The State Department on Thursday said “in no way” did the UN atomic watchdog agree to let Iran inspect its own nuclear facilities, rejecting revelations of a secret side deal between the Islamic Republic and the International Atomic Energy Agency.
The Associated Press reported Wednesday on a previously undisclosed side deal between Iran and the IAEA that would allow Tehran to use its own inspectors to investigate a site it has been accused of using to develop nuclear arms at least a decade ago. The IAEA wishes to investigate the site in order to learn more about Iran’s past activities there.
State Department spokesman John Kirby dismissed the report, saying in “no way” would the UN nuclear agency cede its oversight to Iran. “That is not how the IAEA does business,” Kirby said in a statement, according to Reuters.
Responding to the report on the side deal, Olli Heinonen, in charge of the Iran investigation as IAEA deputy director general from 2005 through 2010, told AP on Wednesday he could think of no similar arrangement — a country essentially allowed to carry out much of the probe of suspicions against it.
The report, based on a document seen by the AP, newly riled Republican lawmakers who have been severely critical of the broader agreement to limit Iran’s future nuclear programs, signed by the Obama administration, Iran and five world powers in July.

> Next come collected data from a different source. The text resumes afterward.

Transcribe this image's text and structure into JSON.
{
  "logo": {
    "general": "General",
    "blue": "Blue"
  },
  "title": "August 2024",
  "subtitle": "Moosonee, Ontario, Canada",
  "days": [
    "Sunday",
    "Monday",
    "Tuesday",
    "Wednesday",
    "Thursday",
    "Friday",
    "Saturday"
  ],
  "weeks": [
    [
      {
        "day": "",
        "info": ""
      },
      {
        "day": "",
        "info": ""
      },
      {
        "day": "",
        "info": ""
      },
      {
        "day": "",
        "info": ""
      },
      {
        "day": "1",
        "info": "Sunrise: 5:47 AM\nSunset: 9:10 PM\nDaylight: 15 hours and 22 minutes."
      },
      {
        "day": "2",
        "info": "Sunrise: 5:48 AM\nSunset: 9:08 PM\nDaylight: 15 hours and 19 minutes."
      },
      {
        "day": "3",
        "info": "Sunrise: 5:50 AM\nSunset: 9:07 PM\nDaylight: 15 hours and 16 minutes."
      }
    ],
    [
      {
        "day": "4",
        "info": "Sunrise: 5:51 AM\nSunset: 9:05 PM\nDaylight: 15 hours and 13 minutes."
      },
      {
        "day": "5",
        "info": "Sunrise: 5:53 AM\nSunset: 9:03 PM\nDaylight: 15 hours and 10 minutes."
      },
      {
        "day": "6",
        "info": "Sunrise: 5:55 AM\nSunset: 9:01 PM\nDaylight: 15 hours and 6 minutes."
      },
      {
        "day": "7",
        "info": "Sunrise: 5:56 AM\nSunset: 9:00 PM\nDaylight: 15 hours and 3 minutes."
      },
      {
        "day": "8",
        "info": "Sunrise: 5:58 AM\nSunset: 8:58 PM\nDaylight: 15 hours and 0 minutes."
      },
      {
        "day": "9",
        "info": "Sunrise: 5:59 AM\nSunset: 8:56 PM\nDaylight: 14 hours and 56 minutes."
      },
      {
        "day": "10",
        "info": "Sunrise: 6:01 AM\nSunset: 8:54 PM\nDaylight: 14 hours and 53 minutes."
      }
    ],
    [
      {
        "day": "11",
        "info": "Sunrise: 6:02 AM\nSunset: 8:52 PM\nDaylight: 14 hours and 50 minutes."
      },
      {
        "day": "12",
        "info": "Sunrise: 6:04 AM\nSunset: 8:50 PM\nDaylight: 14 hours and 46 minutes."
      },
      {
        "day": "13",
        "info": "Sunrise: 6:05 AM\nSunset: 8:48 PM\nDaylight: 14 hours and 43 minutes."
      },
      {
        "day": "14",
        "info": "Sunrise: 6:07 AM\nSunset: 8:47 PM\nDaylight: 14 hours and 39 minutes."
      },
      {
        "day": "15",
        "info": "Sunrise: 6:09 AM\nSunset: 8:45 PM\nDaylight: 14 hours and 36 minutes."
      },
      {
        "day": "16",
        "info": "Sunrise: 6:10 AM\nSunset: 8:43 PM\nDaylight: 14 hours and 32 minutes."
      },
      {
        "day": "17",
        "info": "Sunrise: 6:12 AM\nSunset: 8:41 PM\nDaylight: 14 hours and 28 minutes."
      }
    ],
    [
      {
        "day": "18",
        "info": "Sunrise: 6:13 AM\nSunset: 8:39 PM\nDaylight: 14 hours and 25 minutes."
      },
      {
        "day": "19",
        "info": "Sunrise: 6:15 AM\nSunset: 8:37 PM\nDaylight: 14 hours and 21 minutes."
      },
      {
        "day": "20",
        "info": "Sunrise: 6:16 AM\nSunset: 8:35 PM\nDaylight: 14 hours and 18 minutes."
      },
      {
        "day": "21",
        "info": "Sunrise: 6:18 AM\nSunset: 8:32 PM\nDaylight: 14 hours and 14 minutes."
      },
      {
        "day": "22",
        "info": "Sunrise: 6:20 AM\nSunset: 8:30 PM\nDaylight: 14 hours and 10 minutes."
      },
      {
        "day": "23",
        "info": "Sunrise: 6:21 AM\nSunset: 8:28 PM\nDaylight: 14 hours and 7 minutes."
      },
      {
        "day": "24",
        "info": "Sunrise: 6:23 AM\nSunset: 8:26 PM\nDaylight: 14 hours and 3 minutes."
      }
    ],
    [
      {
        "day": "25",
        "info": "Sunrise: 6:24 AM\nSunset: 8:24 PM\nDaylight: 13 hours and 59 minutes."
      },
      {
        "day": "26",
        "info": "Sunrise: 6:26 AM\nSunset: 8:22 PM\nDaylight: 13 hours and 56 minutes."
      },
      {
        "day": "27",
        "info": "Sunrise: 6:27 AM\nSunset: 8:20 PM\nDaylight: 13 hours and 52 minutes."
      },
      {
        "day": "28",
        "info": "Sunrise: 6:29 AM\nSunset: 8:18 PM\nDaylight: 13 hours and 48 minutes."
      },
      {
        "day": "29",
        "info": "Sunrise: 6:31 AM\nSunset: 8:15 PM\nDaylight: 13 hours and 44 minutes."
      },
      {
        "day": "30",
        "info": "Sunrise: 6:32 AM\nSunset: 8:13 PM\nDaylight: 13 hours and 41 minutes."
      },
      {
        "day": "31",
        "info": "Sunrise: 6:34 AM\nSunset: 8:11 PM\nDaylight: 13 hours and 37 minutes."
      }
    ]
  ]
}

The critics have complained that the wider deal is unwisely built on trust of the Iranians, while the administration has insisted it depends on reliable inspections.
“President Obama boasts his deal includes ‘unprecedented verification.’ He claims it’s not built on trust,” said the Republican leader of the House, Speaker John Boehner, “But the administration’s briefings on these side deals have been totally insufficient — and it still isn’t clear whether anyone at the White House has seen the final documents.”
But in an interview with the AP, House Democratic leader Nancy Pelosi questioned the significance of the disclosure, noting it relates to investigations of past military work, not nuclear dealings going forward. “I truly believe in this agreement,” she said.
And she asserted that House Democrats have the votes to uphold any Obama veto of a congressional resolution disapproving of the Iran agreement. Congress will vote next month on such a resolution, but if it is approved Obama has pledged to veto it. A two-thirds vote in the House and Senate would then be necessary to override him — a tough goal to reach even in a Congress controlled by Republicans who will likely oppose Obama unanimously.
“The president’s veto would be sustained” if the vote were held today, Pelosi said, adding she hopes it doesn’t get to that point. “But I feel very confident about it. … We will sustain the veto.”
The director general of the IAEA, Yukiya Amano, reacted to the AP story with a statement Thursday defending the agreement the agency reached with Iran concerning the Parchin military site. He said he was disturbed that the AP report “suggested” that the IAEA has given responsibility for nuclear inspections to Iran.
While noting the side deal is confidential, he said, “I can state that the arrangements are technically sound and consistent with our long-established practices. They do not compromise our safeguards standards in any way.”
Behrouz Kamalvandi, spokesman of Iran’s nuclear agency was quoted on state TV calling the AP report “media speculation” without denying its substance.
The document seen by the AP is a draft that one official familiar with its contents said doesn’t differ substantially from the final version. He demanded anonymity because he isn’t authorized to discuss the issue.
It is labeled “separate arrangement II,” indicating there is another confidential agreement between Iran and the IAEA governing the agency’s probe of the nuclear weapons allegations.
The document suggests that instead of carrying out their own probe, IAEA staff will monitor Iranian personnel as they inspect the Parchin nuclear site.
Iran will provide agency experts with photos and videos of locations the IAEA says are linked to the alleged weapons work, “taking into account military concerns.”
That wording suggests that — beyond being barred from physically visiting the site — the agency won’t get photo or video information from areas Iran says are off-limits because they have military significance.
IAEA experts would normally take environmental samples for evidence of any weapons development work, but the agreement stipulates that Iranian technicians will do the sampling.